Tinted Photographs and Portraits (main collection)



Portraits taken in Tokyo photo studios during the Meiji Period (main collection)
As Japan entered the Meiji Period, commercial photo studios begun by the likes of Hikoma Ueno and Renjo Shimooka in the last days of the Tokugawa Shogunate became widespread throughout the country. It was only natural, therefore, that a large number of such photo studios were concentrated in Tokyo, the center of modernization, or "Bunmei-kaika" (civilization and enlightenment).
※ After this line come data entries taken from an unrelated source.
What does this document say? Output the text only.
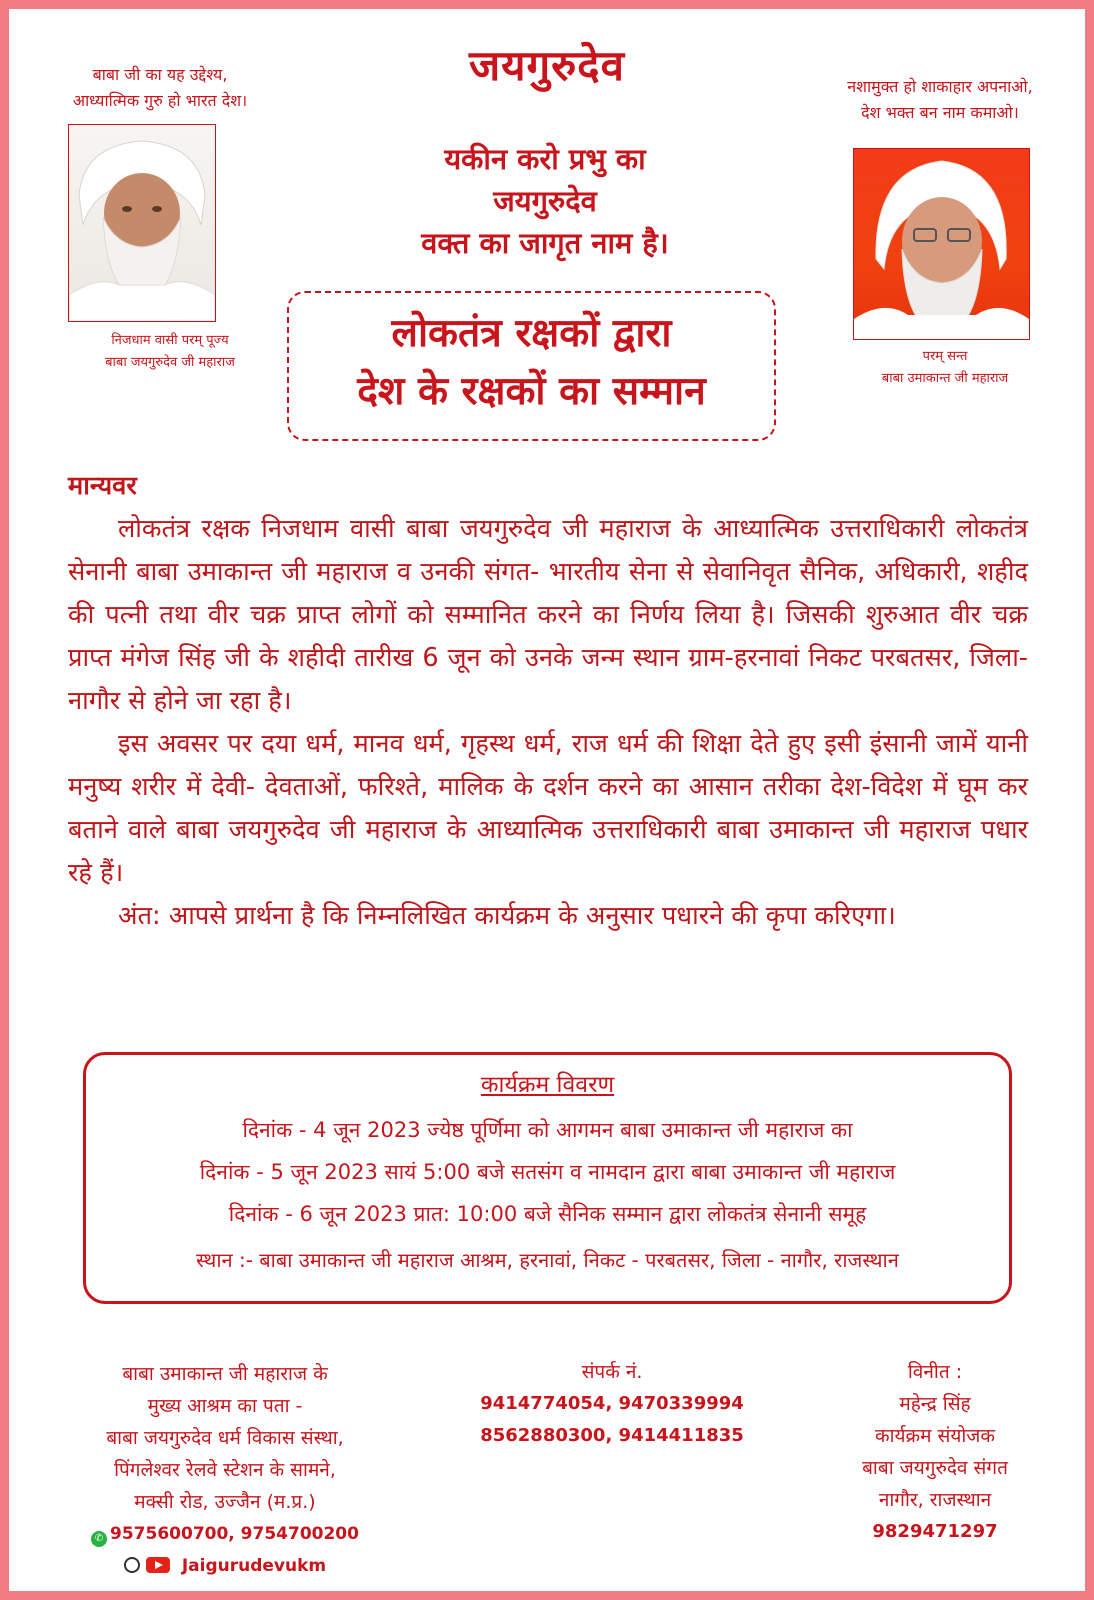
जयगुरुदेव
बाबा जी का यह उद्देश्य,
आध्यात्मिक गुरु हो भारत देश।
नशामुक्त हो शाकाहार अपनाओ,
देश भक्त बन नाम कमाओ।
यकीन करो प्रभु का
जयगुरुदेव
वक्त का जागृत नाम है।
निजधाम वासी परम् पूज्य
बाबा जयगुरुदेव जी महाराज	परम् सन्त
बाबा उमाकान्त जी महाराज
लोकतंत्र रक्षकों द्वारा
देश के रक्षकों का सम्मान

मान्यवर

लोकतंत्र रक्षक निजधाम वासी बाबा जयगुरुदेव जी महाराज के आध्यात्मिक उत्तराधिकारी लोकतंत्र सेनानी बाबा उमाकान्त जी महाराज व उनकी संगत- भारतीय सेना से सेवानिवृत सैनिक, अधिकारी, शहीद की पत्नी तथा वीर चक्र प्राप्त लोगों को सम्मानित करने का निर्णय लिया है। जिसकी शुरुआत वीर चक्र प्राप्त मंगेज सिंह जी के शहीदी तारीख 6 जून को उनके जन्म स्थान ग्राम-हरनावां निकट परबतसर, जिला-नागौर से होने जा रहा है।

इस अवसर पर दया धर्म, मानव धर्म, गृहस्थ धर्म, राज धर्म की शिक्षा देते हुए इसी इंसानी जामें यानी मनुष्य शरीर में देवी- देवताओं, फरिश्ते, मालिक के दर्शन करने का आसान तरीका देश-विदेश में घूम कर बताने वाले बाबा जयगुरुदेव जी महाराज के आध्यात्मिक उत्तराधिकारी बाबा उमाकान्त जी महाराज पधार रहे हैं।

अंत: आपसे प्रार्थना है कि निम्नलिखित कार्यक्रम के अनुसार पधारने की कृपा करिएगा।

कार्यक्रम विवरण
दिनांक - 4 जून 2023 ज्येष्ठ पूर्णिमा को आगमन बाबा उमाकान्त जी महाराज का
दिनांक - 5 जून 2023 सायं 5:00 बजे सतसंग व नामदान द्वारा बाबा उमाकान्त जी महाराज
दिनांक - 6 जून 2023 प्रात: 10:00 बजे सैनिक सम्मान द्वारा लोकतंत्र सेनानी समूह
स्थान :- बाबा उमाकान्त जी महाराज आश्रम, हरनावां, निकट - परबतसर, जिला - नागौर, राजस्थान
बाबा उमाकान्त जी महाराज के
मुख्य आश्रम का पता -
बाबा जयगुरुदेव धर्म विकास संस्था,
पिंगलेश्वर रेलवे स्टेशन के सामने,
मक्सी रोड, उज्जैन (म.प्र.)
✆ 9575600700, 9754700200
Jaigurudevukm
संपर्क नं.
9414774054, 9470339994
8562880300, 9414411835
विनीत :
महेन्द्र सिंह
कार्यक्रम संयोजक
बाबा जयगुरुदेव संगत
नागौर, राजस्थान
9829471297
The portrait introduced here is part of a collection of 80 such portraits taken in photo studios, mostly in Tokyo, in the first 30 years of the Meiji Era.

Tinted photographs made as souvenirs for foreign tourists (main collection)
Such photos, made by applying ukiyo-e techniques to color-tint monochrome prints, were called "Yokohama photographs" and were produced in abundance from the 1880s just until the Great Kanto Earthquake of 1923. This album contains 50 photos, including works featuring landscapes and architecture, i.e., Nagasaki, Kobe, Osaka, Yokohama, the Toshogu Shrine in Nikko, as well as photos of Japanese men and women wearing kimonos and posing for the camera. English captions accompany the photos. The hard wooden cover shows a relief of a woman in a kimono riding a rickshaw with Mt. Fuji in the background.